Перестройка и послеперестроечная литературная жизнь в России не будет реставрацией «Нового мира» с Твардовским, но без коммунистов. «Культа личности» снова не будет, но будет маскульт с Лимоновым как очень вероятным претендентом на роль культовой фигуры.
Лимонов —
Остается только построить демократию в России, то есть накормить Лимонова, чтоб он перестал писать даже то, что пишет.
Ноябрь 1990
ИОН, ИОНА, ИОНЫЧ (конец русской литературы)
Доклад, прочитанный 28 июня 1992 г. на симпозиуме «Литература и власть» в Норвичском университете (США)

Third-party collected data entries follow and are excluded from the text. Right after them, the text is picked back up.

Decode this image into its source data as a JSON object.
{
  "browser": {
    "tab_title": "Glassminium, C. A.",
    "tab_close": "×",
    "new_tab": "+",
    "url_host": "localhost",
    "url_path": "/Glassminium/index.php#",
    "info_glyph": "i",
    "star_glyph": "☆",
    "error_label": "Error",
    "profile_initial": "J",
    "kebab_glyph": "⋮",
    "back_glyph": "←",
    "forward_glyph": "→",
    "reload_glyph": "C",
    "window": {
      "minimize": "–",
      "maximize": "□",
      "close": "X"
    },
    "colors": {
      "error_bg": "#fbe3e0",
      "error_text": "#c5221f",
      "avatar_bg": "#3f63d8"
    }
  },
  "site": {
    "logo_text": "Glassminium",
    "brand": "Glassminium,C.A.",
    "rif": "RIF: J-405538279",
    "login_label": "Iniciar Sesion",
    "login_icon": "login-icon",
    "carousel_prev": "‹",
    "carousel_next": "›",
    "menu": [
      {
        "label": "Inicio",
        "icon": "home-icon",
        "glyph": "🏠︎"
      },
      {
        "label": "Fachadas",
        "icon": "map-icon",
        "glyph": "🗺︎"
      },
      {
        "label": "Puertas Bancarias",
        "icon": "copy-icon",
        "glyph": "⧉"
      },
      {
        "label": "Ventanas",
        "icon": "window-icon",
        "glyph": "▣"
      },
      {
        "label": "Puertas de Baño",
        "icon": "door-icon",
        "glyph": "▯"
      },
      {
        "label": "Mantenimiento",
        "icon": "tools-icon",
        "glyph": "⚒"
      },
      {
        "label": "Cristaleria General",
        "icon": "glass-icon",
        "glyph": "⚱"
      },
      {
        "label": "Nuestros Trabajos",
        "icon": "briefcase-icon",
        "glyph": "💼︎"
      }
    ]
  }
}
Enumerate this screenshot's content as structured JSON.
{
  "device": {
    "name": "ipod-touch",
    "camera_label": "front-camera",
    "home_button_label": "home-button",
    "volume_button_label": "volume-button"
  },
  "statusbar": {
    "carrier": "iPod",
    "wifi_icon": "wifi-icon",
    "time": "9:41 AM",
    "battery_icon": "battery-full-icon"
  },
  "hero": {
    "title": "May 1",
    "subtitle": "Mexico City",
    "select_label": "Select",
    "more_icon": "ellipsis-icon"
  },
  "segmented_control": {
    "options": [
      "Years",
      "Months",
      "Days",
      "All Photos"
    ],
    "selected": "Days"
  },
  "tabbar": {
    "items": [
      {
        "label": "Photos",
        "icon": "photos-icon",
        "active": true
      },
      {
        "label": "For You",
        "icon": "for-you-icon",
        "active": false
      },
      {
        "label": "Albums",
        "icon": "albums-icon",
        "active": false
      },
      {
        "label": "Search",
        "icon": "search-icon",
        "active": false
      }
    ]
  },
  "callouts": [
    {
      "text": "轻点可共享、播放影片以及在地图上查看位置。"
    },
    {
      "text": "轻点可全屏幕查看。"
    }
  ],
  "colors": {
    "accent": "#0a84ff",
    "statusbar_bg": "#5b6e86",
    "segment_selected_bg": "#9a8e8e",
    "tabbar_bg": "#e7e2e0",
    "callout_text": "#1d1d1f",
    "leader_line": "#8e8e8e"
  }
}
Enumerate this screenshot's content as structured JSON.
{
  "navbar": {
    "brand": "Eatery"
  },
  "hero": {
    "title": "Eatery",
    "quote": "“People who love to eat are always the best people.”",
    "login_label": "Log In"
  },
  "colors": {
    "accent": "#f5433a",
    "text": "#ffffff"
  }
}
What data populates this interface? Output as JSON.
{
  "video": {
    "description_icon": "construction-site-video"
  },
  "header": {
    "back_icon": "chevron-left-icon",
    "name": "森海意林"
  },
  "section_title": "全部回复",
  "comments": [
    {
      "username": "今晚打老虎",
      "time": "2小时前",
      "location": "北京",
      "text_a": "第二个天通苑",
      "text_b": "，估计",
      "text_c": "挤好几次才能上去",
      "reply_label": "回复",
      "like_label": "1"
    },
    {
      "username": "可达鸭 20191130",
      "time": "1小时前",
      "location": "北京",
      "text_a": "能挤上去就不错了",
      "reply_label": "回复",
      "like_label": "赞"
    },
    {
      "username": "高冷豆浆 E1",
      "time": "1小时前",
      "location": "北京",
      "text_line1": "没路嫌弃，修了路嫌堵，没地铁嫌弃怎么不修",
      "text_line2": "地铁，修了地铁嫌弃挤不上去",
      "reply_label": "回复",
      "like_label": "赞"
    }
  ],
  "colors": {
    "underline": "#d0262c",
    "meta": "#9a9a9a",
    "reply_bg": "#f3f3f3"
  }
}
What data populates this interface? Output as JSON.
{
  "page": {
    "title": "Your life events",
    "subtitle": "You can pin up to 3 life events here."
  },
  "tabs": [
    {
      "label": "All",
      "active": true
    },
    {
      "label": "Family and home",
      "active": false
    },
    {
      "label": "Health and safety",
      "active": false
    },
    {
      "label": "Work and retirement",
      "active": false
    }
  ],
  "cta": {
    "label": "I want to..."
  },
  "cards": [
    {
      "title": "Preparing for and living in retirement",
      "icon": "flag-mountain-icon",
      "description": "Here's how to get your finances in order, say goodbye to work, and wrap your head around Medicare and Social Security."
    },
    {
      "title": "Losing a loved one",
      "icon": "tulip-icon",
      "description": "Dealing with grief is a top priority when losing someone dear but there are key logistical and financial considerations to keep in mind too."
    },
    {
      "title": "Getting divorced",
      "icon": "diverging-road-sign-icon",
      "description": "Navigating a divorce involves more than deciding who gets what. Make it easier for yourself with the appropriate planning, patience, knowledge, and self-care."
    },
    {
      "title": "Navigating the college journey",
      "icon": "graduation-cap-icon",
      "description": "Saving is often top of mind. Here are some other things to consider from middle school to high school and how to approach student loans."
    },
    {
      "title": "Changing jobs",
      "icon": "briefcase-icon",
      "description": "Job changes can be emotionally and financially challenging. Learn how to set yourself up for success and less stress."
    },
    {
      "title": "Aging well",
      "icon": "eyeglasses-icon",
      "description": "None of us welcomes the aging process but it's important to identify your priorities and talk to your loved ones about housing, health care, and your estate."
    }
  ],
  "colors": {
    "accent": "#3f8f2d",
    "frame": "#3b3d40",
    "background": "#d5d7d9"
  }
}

В русской литературе есть текст, пророчески предсказавший не то что даже ее судьбу (судьба всего живущего — умереть, здесь особенного пророческого дара не требуется), а именно данный момент ее существования — на лето 1992 года. Это рассказ Чехова «История одного торгового предприятия». Там некий провинциальный интеллигент надумал просвещать туземцев и открыл в своей глухомани книжный магазин, с Писаревым и Михайловским. Торговля шла туго, а точнее — вообще никак не шла. К мысли о перестройке этого культуртрегера подтолкнула девка-прислуга, постоянно путавшая его магазин с соседней лавкой и требовавшая то уксусу, то керосину. Он ее презрительно выпроваживал, но однажды она спросила писчей бумаги и марок — и заставила задуматься. Андрей Андреич решил расширить свое заведение за счет торговли писчебумажными товарами — по явной их близости к благородному делу книгопечатания. И дело пошло; в конце концов в его магазине появились и уксус, и велосипеды, и даже, может быть, колбаса. Сочинения Михайловского были убраны в складское помещение и никогда уже оттуда не возвращались. Человек стал заниматься «положительным делом».
Судьба русской литературы — не только сделаться рыночным товаром, в чем еще нет ничего страшного. Так и было в России когда-то, торговать рукописями не брезговал и Пушкин, собственно — даже придумал такую торговлю. Есть другое печалящее любителей литературы обстоятельство: ей необходимо на этом рынке потесниться, уступить свой приоритет той же колбасе. Литература явным образом теряет статус занятия, гарантировавшего национальное достоинство.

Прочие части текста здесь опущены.